Friday, April 13, 2007

Learning from my Weather Man

The weather has me on edge. Actually, it's the weather girl who has me on edge. She looks about 10 years old and I'm wondering what she could possibly know about the weather. It doesn't calm my nerves to hear that she'll be around all night, keeping me updated. First, because the station usually goes off the air when weather is extremely bad, and secondly, she doesn't have a calming manner. I want Curtis back. Where is he? I trust him and his Alabama accent.
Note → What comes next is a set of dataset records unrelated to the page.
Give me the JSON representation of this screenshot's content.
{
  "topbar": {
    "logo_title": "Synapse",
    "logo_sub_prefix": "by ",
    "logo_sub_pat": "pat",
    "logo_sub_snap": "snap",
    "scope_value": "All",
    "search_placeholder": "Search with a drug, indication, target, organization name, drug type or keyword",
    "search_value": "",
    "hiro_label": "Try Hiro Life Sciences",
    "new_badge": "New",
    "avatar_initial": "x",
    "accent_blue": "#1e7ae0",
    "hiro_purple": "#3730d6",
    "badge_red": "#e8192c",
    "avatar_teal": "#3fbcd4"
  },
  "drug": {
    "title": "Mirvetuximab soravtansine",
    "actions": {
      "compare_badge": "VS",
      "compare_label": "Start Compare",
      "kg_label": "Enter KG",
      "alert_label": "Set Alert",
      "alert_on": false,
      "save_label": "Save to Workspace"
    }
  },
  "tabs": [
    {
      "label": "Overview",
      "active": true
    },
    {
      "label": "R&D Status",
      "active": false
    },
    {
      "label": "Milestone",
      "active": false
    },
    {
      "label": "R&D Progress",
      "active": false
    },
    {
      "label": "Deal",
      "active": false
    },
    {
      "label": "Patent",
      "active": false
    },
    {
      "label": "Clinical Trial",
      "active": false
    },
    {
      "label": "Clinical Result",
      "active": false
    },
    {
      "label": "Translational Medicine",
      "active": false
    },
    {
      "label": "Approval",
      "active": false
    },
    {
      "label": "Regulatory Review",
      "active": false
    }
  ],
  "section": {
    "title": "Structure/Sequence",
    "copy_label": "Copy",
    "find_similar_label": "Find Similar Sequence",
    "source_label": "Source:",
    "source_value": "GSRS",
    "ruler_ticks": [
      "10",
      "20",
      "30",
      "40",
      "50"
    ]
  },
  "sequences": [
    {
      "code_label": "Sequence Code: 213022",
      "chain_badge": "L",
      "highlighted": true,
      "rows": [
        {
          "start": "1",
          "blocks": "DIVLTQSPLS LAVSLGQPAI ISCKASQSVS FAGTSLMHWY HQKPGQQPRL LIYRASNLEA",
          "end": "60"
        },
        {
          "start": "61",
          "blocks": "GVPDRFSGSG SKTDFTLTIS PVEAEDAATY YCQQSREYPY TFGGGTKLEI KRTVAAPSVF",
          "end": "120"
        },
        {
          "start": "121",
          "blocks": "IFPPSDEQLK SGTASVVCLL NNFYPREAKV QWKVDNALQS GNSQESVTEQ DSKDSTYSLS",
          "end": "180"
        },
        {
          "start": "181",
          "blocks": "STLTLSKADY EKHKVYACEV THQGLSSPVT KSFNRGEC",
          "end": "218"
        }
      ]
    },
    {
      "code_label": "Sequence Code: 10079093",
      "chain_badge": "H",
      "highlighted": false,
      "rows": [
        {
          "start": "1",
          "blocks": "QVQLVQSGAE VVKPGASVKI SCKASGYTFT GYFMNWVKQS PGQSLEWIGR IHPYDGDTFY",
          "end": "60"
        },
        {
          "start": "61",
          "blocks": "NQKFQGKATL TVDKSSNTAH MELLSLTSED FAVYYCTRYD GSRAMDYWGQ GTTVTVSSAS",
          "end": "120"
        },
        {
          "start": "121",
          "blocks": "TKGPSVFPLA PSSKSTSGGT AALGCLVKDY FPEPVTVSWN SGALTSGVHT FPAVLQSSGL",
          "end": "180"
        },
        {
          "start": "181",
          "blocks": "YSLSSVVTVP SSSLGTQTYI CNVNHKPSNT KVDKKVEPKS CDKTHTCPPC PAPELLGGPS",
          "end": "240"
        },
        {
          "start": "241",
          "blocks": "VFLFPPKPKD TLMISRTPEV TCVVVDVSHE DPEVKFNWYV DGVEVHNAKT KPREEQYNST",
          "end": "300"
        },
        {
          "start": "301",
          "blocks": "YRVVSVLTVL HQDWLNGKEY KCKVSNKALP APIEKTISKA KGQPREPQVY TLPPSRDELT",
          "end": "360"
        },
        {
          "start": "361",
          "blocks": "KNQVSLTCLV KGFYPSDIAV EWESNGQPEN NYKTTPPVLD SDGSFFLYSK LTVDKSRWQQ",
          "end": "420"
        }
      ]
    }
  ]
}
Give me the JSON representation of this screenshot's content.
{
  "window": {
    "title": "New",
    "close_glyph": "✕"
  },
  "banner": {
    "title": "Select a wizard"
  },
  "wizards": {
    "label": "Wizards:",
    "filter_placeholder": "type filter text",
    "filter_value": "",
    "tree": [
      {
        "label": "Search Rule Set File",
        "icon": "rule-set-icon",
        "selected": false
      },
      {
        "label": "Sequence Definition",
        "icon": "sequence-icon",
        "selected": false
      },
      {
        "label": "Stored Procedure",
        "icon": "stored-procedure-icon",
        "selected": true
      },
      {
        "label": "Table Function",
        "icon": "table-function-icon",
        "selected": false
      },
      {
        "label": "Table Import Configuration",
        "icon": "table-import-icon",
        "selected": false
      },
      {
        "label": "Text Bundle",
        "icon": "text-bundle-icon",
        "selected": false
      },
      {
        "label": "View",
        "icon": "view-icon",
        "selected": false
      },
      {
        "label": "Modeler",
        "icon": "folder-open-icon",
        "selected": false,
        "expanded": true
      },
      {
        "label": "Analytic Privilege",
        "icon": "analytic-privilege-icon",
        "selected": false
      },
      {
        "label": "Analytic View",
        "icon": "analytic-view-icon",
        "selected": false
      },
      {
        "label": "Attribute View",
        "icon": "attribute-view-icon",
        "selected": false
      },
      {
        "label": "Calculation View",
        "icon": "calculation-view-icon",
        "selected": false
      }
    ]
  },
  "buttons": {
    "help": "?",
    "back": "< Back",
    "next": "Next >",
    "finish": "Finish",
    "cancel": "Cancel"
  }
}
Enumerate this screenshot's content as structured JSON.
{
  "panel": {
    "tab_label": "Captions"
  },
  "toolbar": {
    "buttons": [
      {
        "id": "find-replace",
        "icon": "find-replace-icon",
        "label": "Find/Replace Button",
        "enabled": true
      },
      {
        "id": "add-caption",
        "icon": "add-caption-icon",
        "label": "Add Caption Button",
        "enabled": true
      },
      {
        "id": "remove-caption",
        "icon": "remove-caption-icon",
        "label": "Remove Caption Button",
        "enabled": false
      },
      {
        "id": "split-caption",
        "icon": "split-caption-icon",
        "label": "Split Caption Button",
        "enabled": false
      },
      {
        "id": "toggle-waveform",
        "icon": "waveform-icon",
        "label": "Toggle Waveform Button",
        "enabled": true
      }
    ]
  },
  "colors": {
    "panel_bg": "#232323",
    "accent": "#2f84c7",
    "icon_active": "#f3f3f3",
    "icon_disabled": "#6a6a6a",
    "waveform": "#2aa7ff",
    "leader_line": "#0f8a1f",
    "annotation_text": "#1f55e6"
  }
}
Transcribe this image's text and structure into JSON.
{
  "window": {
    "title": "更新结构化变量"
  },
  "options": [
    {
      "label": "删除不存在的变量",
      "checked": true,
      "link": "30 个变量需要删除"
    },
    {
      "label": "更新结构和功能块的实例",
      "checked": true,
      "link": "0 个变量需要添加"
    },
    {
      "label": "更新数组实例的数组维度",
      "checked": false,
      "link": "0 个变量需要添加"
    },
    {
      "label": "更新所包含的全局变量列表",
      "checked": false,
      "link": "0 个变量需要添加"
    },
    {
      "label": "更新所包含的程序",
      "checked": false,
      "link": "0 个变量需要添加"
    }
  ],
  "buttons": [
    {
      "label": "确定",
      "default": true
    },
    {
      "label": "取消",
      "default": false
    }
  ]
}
Funny how we get used to our favorite news and weather personalities and hate change. I became attached to a certain newscaster in Houston a few years ago and watched him around 5:00 every morning while getting my husband off to work. I liked the way he talked about being a dad and how expressive his face was. And I enjoyed his interaction with his female counterpart. Then one morning I turned on the TV and he was gone. I lost interest in the early morning news after that. I never developed a relationship with the new team.
I wonder if we can learn something about characterization from this. We have to make our characters likable from the get-go. Even the not-so-good guys. Sometimes that's a tough job. An interesting exercise is to list your characters down the left side of a sheet of paper or on an index card, then identify their bad traits. Next, give them a good trait or two or three. If you can't come up with any good traits for a character, then you need to go all the way back to his childhood to determine why he doesn't have any. He wasn't born bad to the bone; something or someone made him that way.

I know why I like Curtis. First, his southern accent makes him special. He's cute and has a genuine warmth about him. What clenched it for me was when I read his bio and learned that his mom gave him some orange cones when he went away to college just in case he had car trouble. Now that's a mom I can identify with. Does Curtis have flaws? I sure had to search for them but I've come up with two: he's on the verge of letting his weight get a little out of hand, and sometimes I can't stand the way he button's his jacket. Okay, so I had to stretch. :)

Creating a character readers like, can identify with and root for is pretty tricky. It takes practice and a lot of rewriting and layering. We want readers to know our characters so well that they think they recognize them walking down a street or sitting in a cafe. In fact, what it amounts to is this: our readers need to develop a relationship with each character in our story. Otherwise, they just might quit reading.

1 comment:

Christa Allan said...

Great post! You reminded me about how I felt when I'd see Nash Roberts. I trusted him with his grease pencil and white board during Katrina more than those fancy schmancy doppler "we can tell you whose backyard it's raining in" gigs.